A young man, who moments ago was striding eagerly forward, paused at the woman’s side.

“Where do you hear these things?” he demanded. “At the bottom, we are all judged and rewarded according to the lives we have lived.”

“Count me out if that’s true,” the woman replied. “I’m walking only for hope of an end.”

But there was an affectionate curve to her mouth, as if she knew this young man and cared for him. He slid his arm into the crook of hers, and they leaned toward each other as they continued walking down the slope.

It was a kindly sight, but it left Juliet cold. She realized suddenly that was all she could feel: cold, helpless fear as the currents of wandering dead shifted and rippled around her, all of them driven slowly, helplessly, inevitably down the slope.

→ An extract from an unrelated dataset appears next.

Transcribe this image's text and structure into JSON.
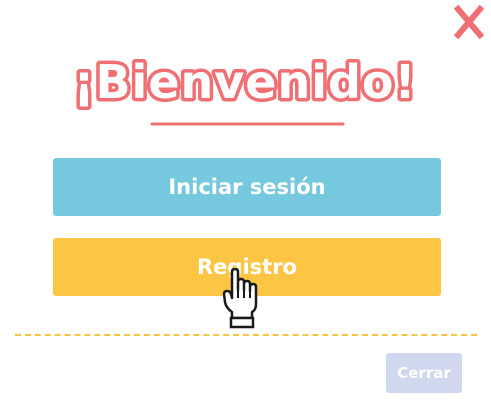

She thought, I must protect my people.

She thought, I must keep my promise.

The words felt like they meant little now. But she clung to them, repeated them to herself as she started walking again, down the slope, surrounded by the muffled voices of the dead.

She wondered what they were telling one another, what stories and rumors, what hopes and fears.

She wondered what waited for them all at the bottom.

“Do you want to know what the dead find?”

Juliet looked back. The reaper was behind her, wings slowly stroking the air, hovering with its feet barely the width of a hand above the ground.

“I can tell you a story,” said the reaper.

Juliet shuddered. She wished the reapers would fight her. She wished they would test her with any other torment except hearing tale after tale of mortals who challenged Death and lost.

Every tale drained a little more of her hope. Not just hope, but her will to fight. Every tale made her feel less like the Juliet and more like a nameless ghost, unable to save or remember anyone.

But she was not lost yet. She was the Juliet still, and while she was, she had a duty to fulfill.

“Tell me,” she said.

And the reaper spoke, and the story wrapped around her:

There was a boy and a girl, and they saw their parents die in a flood. Together they sat in a tree for three days as they waited for the waters to go down. Then the girl fainted from hunger, and fell into the water. She struggled and choked and drowned, and then she saw Death, wearing her own face.

The tale was like a cold drop of water, trickling down her soul. Juliet waited for the next part of the story, the twist that would send a wave of despair crashing through her.

But there was only silence, as the reaper tilted its head, studying her.

“That’s all?” Juliet asked finally.

There was an old man who had buried three wives and two children. But twelve grandchildren filled his home, and he was happy. When the sickness filled his lungs, his family wept. He closed his eyes, and he saw Death wearing his own wrinkled face.

There was a king who conquered all his enemies abroad, outwitted all his foes at home. His wife put poison in his golden cup, and he closed his eyes, and saw Death, wearing his own handsome face.

Juliet shivered. Everybody died; she knew this. She had always known it. But the quiet, inevitable way that the reaper told the stories stirred a deep fear in her soul.